Des équivalences médicales en souffrance en Israël malgré un manque de personnel
Plus de 400 médecins spécialistes français et des dizaines d'infirmières attendent la reconnaissance de leur diplôme, tandis que hôpitaux et cliniques surchauffent dans l'État juif
De loin, le tableau paraît complètement absurde. Alors que les infirmières israéliennes en plein burn-out ont appelé à une grève ce 4 juillet, rejointes il y a peu par les ergothérapeutes et les puéricultrices, des dizaines de soignantes désirant émigrer en Israël retardent leur départ faute d’équivalences adéquates.

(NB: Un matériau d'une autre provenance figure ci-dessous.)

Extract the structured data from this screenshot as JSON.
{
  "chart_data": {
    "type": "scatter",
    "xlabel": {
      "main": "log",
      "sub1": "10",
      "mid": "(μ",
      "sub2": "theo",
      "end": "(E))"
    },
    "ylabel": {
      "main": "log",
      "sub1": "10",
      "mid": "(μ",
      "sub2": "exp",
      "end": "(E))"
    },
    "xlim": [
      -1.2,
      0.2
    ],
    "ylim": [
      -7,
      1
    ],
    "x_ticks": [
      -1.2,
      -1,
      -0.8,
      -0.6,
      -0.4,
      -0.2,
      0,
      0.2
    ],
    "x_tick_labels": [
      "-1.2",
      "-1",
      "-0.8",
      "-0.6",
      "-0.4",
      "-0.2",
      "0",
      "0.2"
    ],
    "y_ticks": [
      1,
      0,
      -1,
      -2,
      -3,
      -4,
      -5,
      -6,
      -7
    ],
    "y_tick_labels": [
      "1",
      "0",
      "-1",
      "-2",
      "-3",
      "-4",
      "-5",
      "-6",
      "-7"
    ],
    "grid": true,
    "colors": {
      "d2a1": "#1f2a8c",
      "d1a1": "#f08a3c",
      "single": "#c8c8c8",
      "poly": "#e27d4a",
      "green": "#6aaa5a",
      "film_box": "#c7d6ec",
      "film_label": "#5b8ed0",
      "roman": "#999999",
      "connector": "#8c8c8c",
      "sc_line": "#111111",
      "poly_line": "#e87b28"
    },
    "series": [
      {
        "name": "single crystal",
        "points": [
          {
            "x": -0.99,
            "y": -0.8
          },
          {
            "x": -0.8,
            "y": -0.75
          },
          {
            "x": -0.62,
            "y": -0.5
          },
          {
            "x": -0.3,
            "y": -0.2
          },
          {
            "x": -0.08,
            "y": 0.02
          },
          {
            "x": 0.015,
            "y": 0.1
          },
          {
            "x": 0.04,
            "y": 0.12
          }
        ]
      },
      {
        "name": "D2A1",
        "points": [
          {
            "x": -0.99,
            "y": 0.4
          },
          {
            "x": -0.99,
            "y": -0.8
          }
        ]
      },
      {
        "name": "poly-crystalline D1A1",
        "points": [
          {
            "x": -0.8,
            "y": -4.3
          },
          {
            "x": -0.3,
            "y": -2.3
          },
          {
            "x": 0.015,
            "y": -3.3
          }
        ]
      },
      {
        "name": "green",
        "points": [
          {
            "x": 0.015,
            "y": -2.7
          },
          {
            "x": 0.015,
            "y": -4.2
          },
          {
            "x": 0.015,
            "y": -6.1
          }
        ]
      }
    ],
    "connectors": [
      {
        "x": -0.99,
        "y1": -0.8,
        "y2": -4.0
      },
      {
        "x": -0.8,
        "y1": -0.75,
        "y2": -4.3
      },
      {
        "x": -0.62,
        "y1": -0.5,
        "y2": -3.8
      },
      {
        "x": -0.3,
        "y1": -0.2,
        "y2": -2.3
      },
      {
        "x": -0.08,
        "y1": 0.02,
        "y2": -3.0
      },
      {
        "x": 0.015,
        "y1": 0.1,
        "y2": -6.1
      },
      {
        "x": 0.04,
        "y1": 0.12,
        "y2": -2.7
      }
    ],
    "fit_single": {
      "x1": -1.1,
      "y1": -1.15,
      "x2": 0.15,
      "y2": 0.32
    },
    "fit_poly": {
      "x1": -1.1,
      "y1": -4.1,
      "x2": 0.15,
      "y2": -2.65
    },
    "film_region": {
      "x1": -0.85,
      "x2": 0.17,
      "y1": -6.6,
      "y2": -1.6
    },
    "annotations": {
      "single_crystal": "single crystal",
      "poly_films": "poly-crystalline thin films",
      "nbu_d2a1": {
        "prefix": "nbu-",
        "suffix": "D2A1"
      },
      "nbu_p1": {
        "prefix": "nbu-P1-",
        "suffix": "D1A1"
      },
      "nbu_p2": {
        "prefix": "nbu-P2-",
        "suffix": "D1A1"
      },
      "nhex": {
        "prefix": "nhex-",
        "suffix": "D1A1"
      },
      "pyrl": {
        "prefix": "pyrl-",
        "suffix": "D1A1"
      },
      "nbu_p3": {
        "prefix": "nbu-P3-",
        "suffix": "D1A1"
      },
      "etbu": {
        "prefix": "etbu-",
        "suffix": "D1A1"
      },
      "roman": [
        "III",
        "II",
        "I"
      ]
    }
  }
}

Entre ces deux groupes, on retrouve la bureaucratie israélienne prise d’assaut par l’opinion publique, les files d’attente interminables aux urgences, et les associations d’aide aux olim de France qui réclament des réformes rapides. Et comme souvent en Israël, le dossier stagnera, jusqu’à ce que les portes s’ouvrent soudainement.
« Cette pénurie ne touche pas que les infirmières, mais aussi les médecins de famille, explique Oren Mizrahi, directeur de la branche « alyah médicale » de France chez Gvahim, une association qui favorise l’intégration de l’alyah des personnes diplômées.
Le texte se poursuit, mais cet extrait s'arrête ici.